Fig. 4. AMPK suppresses the cleavage processing and nuclear translocation of SREBP-1 in human HepG2 cells or in diabetic mouse livers.

A. and B. Overexpression of DN-AMPK abolishes the inhibitory effect of resveratrol on accumulation of nuclear SREBP-1 in HepG2 cells exposed to high glucose or high glucose plus insulin. C. DN-AMPK abrogates the effect of S17834 to reduce the nuclear SREBP-1 in isolated hepatocytes. After a 24-h period of infection with Ad-GFP or Ad-DN-AMPK, HepG2 cells or primary hepatocytes were incubated in serum free DMEM containing 5.5 mM overnight and treated for an additional 24 h with resveratrol or S17834 in the presence of high glucose (30 mM) or high glucose (30 mM) and insulin (100 nM). D. Enhanced nuclear translocation of SREBP-1 in response to high glucose or high glucose plus insulin is prevented by either S17834 or metformin in HepG2 cells. Immunoblot analysis of SREBP-1 in cytoplasmic and nuclear extracts is shown. E. Confocal of immunofluorescent images show SREBP-1 staining (Green) and nuclear staining with propidium iodide (PI, Red) in HepG2 cells.
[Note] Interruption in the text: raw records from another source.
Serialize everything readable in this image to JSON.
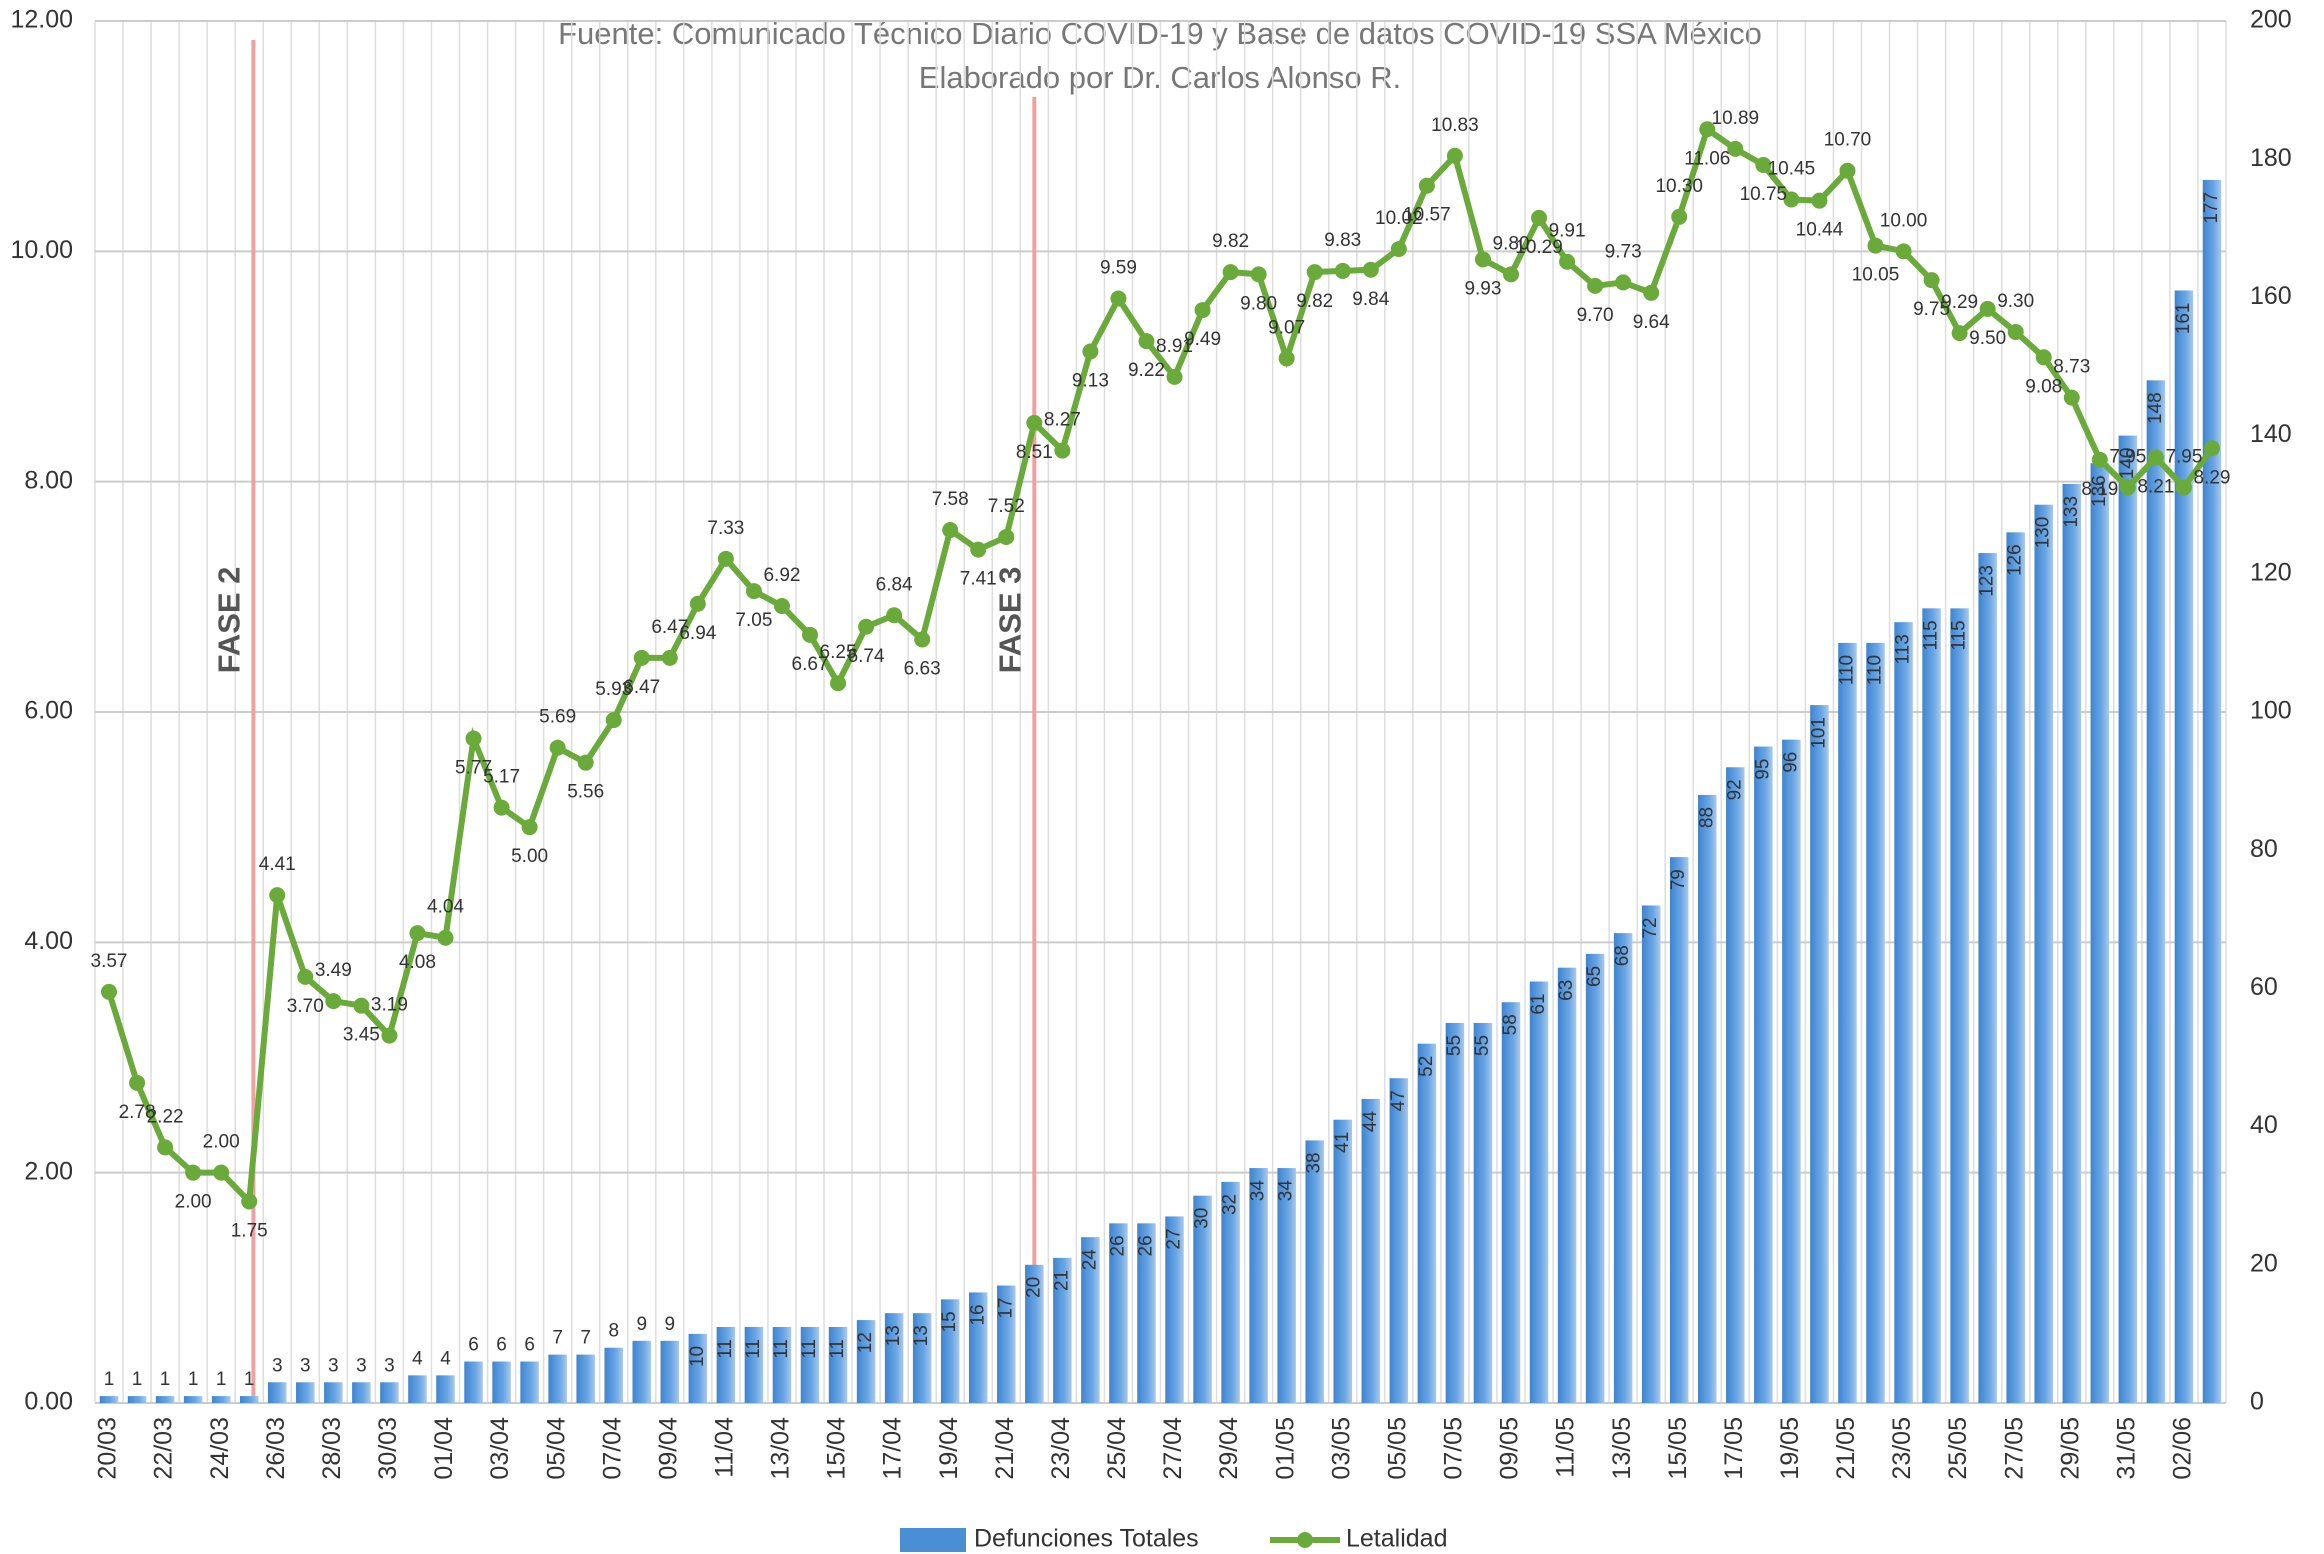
{
  "chart_data": {
    "type": "bar",
    "subtitle": [
      "Fuente: Comunicado Técnico Diario COVID-19 y Base de datos COVID-19 SSA México",
      "Elaborado por Dr. Carlos Alonso R."
    ],
    "annotations": [
      "FASE 2",
      "FASE 3"
    ],
    "categories": [
      "20/03",
      null,
      "22/03",
      null,
      "24/03",
      null,
      "26/03",
      null,
      "28/03",
      null,
      "30/03",
      null,
      "01/04",
      null,
      "03/04",
      null,
      "05/04",
      null,
      "07/04",
      null,
      "09/04",
      null,
      "11/04",
      null,
      "13/04",
      null,
      "15/04",
      null,
      "17/04",
      null,
      "19/04",
      null,
      "21/04",
      null,
      "23/04",
      null,
      "25/04",
      null,
      "27/04",
      null,
      "29/04",
      null,
      "01/05",
      null,
      "03/05",
      null,
      "05/05",
      null,
      "07/05",
      null,
      "09/05",
      null,
      "11/05",
      null,
      "13/05",
      null,
      "15/05",
      null,
      "17/05",
      null,
      "19/05",
      null,
      "21/05",
      null,
      "23/05",
      null,
      "25/05",
      null,
      "27/05",
      null,
      "29/05",
      null,
      "31/05",
      null,
      "02/06",
      null
    ],
    "series": [
      {
        "name": "Defunciones Totales",
        "color": "#4a8fd6",
        "axis": "y2",
        "type": "bar",
        "values": [
          1,
          1,
          1,
          1,
          1,
          1,
          3,
          3,
          3,
          3,
          3,
          4,
          4,
          6,
          6,
          6,
          7,
          7,
          8,
          9,
          9,
          10,
          11,
          11,
          11,
          11,
          11,
          12,
          13,
          13,
          15,
          16,
          17,
          20,
          21,
          24,
          26,
          26,
          27,
          30,
          32,
          34,
          34,
          38,
          41,
          44,
          47,
          52,
          55,
          55,
          58,
          61,
          63,
          65,
          68,
          72,
          79,
          88,
          92,
          95,
          96,
          101,
          110,
          110,
          113,
          115,
          115,
          123,
          126,
          130,
          133,
          136,
          140,
          148,
          161,
          177
        ]
      },
      {
        "name": "Letalidad",
        "color": "#6aaa3a",
        "type": "line",
        "values": [
          3.57,
          2.78,
          2.22,
          2.0,
          2.0,
          1.75,
          4.41,
          3.7,
          3.49,
          3.45,
          3.19,
          4.08,
          4.04,
          5.77,
          5.17,
          5.0,
          5.69,
          5.56,
          5.93,
          6.47,
          6.47,
          6.94,
          7.33,
          7.05,
          6.92,
          6.67,
          6.25,
          6.74,
          6.84,
          6.63,
          7.58,
          7.41,
          7.52,
          8.51,
          8.27,
          9.13,
          9.59,
          9.22,
          8.91,
          9.49,
          9.82,
          9.8,
          9.07,
          9.82,
          9.83,
          9.84,
          10.02,
          10.57,
          10.83,
          9.93,
          9.8,
          10.29,
          9.91,
          9.7,
          9.73,
          9.64,
          10.3,
          11.06,
          10.89,
          10.75,
          10.45,
          10.44,
          10.7,
          10.05,
          10.0,
          9.75,
          9.29,
          9.5,
          9.3,
          9.08,
          8.73,
          8.19,
          7.95,
          8.21,
          7.95,
          8.29
        ],
        "value_labels": [
          "3.57",
          "2.78",
          "2.22",
          "2.00",
          "2.00",
          "1.75",
          "4.41",
          "3.70",
          "3.49",
          "3.45",
          "3.19",
          "4.08",
          "4.04",
          "5.77",
          "5.17",
          "5.00",
          "5.69",
          "5.56",
          "5.93",
          "6.47",
          "6.47",
          "6.94",
          "7.33",
          "7.05",
          "6.92",
          "6.67",
          "6.25",
          "6.74",
          "6.84",
          "6.63",
          "7.58",
          "7.41",
          "7.52",
          "8.51",
          "8.27",
          "9.13",
          "9.59",
          "9.22",
          "8.91",
          "9.49",
          "9.82",
          "9.80",
          "9.07",
          "9.82",
          "9.83",
          "9.84",
          "10.02",
          "10.57",
          "10.83",
          "9.93",
          "9.80",
          "10.29",
          "9.91",
          "9.70",
          "9.73",
          "9.64",
          "10.30",
          "11.06",
          "10.89",
          "10.75",
          "10.45",
          "10.44",
          "10.70",
          "10.05",
          "10.00",
          "9.75",
          "9.29",
          "9.50",
          "9.30",
          "9.08",
          "8.73",
          "8.19",
          "7.95",
          "8.21",
          "7.95",
          "8.29"
        ]
      }
    ],
    "ylim": [
      0,
      12
    ],
    "yticks": [
      {
        "value": 0,
        "label": "0.00"
      },
      {
        "value": 2,
        "label": "2.00"
      },
      {
        "value": 4,
        "label": "4.00"
      },
      {
        "value": 6,
        "label": "6.00"
      },
      {
        "value": 8,
        "label": "8.00"
      },
      {
        "value": 10,
        "label": "10.00"
      },
      {
        "value": 12,
        "label": "12.00"
      }
    ],
    "y2lim": [
      0,
      200
    ],
    "y2ticks": [
      0,
      20,
      40,
      60,
      80,
      100,
      120,
      140,
      160,
      180,
      200
    ],
    "grid": true,
    "legend": "bottom"
  }
}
F. S17834 and metformin decrease lipid accumulation in HepG2 cells exposed to high glucose (HG) plus insulin, as reflected by Oil Red O staining. G. Increased nuclear translocation of SREBP-1 is increased in the hepatocytes of insulin resistant mice and eliminated by S17834. A representative confocal microscopy image of immunofluorescent staining of liver sections for SREBP-1 (Green) and nuclear (Red) is shown. Arrows represent SREBP-1 localization in nucleus of hepatocytes, original magnification, 60.